Miguel was given pause. His father and Brinquel had been best friends since the early years of the ETA, and Zacharias had been at Carlos Rigo’s side the day, just over a year ago, when he’d been gunned down by the Ertzainta. By all rights, Brinquel had been next in line to take over as the head of the Navarra cell, but power held little interest for him and after he’d helped avenge Carlos’s death in an assault against the Ertzainta, he’d turned the organization over to Miguel, his friend’s elder son, who’d promptly broken with the ETA. Still, Miguel continued to rely on Brinquel’s experience and quiet wisdom as a counterpoint to their impatience and hardheadedness. He looked up to the man and the more he thought about it, the more Miguel regretted having taken his frustrations out on him.
“It won’t happen again,” Miguel promised.
“No, it won’t,” Zacharias responded calmly. “Now, are you sure there is no other way around the roadblock? What about San Marcos Pass?”
Miguel inspected the map again and shook his head. “The road is too steep,” he said. “Besides, if the traffic is backed up as far as Luis says, we would be seen. No, we need to turn around.”
Brinquel chuckled. “Somehow I knew you were going to say that.”
“I have confidence in you, Zacharias,” Miguel assured the driver. “Just take it slow.”
Brinquel nodded. “With this load, I couldn’t take it fast if I wanted to.”
Halfway through the straightaway, the older man eased the semi off onto the shoulder and headed toward the guardrail. Once he was within a few yards of it, Brinquel turned the wheel sharply and headed back toward the road. He’d hoped that by some miracle there would be enough shoulder on the other side of the road for him to turn the truck without having back up, but once he crossed the median, he quickly ran out of room and was forced to put on the brakes just shy of the mountains. The truck was now completely straddling both lanes of the road.

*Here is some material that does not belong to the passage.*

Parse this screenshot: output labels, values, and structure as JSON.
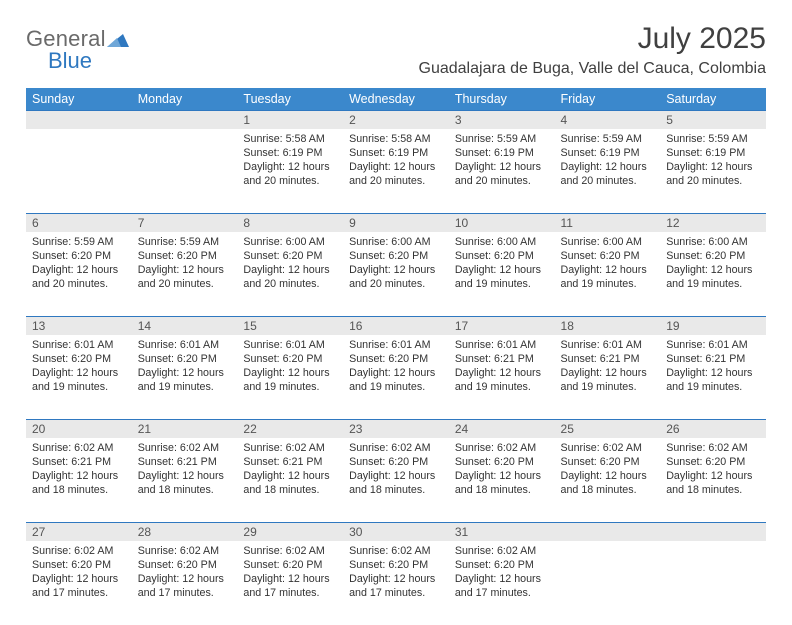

“So far, so good,” he said, putting his foot on the clutch and reaching for the gearshift knob rising up from the floor. “Now is when we need to say our—”
Brinquel’s voice was drowned out by the sudden bleating of a car horn. A pair of headlights switched to high beam and bathed the truck’s cab with a harsh glow.
Miguel squinted past Brinquel and saw a small sports car in the road. He couldn’t tell the make of the car, but from the sound of the horn he guessed it was a Fiat. Its driver continued to work the horn, giving off a series of short blasts, then settling on a prolonged, one-note wail that echoed off through mountains.